As easy-going as I might be, I'm never able to end a day happily without having a sense that I accomplished something that day. The size of the accomplishment doesn't matter, as long as something was done. I felt that satisfaction for several years of working at my job. I was able to go home at peace and able to leave any thoughts work-related behind at work, where it should be. 
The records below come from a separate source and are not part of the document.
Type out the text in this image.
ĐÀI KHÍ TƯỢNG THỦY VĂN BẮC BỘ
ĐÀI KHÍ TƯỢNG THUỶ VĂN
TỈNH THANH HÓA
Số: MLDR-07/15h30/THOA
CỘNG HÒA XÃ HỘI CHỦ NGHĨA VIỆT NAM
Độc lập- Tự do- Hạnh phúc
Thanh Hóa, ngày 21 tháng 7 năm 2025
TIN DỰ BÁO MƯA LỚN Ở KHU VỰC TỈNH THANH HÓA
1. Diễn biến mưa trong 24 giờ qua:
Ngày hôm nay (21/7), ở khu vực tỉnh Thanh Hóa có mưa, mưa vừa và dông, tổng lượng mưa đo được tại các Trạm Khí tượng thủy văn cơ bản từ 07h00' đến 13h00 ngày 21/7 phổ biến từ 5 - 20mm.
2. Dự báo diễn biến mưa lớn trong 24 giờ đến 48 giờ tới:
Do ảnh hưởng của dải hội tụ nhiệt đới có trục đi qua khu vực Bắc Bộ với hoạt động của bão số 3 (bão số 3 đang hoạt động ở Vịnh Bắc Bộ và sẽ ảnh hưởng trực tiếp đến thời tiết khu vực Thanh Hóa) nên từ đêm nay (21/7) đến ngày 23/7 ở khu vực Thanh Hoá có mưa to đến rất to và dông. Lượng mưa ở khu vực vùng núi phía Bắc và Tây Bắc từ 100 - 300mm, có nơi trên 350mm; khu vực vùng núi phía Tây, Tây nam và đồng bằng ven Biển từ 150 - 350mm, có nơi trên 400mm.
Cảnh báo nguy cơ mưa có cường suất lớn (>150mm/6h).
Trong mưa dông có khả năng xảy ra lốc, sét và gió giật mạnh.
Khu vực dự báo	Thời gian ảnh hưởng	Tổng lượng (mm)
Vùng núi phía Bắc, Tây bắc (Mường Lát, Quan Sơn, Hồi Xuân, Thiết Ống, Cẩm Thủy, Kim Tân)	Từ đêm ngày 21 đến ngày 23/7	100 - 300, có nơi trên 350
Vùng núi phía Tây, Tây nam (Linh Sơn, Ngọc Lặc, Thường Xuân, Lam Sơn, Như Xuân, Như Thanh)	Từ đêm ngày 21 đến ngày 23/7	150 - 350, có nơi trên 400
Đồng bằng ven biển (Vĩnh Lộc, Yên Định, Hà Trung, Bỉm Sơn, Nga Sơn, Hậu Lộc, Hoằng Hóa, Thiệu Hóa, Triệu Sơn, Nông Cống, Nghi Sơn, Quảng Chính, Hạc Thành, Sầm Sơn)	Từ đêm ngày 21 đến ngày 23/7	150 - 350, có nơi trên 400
As chronic stress set in, I might have claimed that I still was able to leave work concerns behind at the office, but I brought the adrenaline with me. I went home hyped up, falling asleep at odd times, and waking up in the middle of the night because of it. Eventually, the concerns did follow me home. Those things that so and so demanded I get done as soon as possible and how do I work them in with those phone calls, and that horrendous list that's going to take months to process?

The amounts of demands coming at me all at once caused an imbalance that went beyond my accomplishment capacity. I dreamed of the moment I could be relieved of those things and breathe easily again! 

And yet, it got worse. So many months I helplessly watched my growing piles of demands and came home having more to do than what I accomplished, and my cries for help were either ignored, not recognized, or dismissed. That was the worst part of it.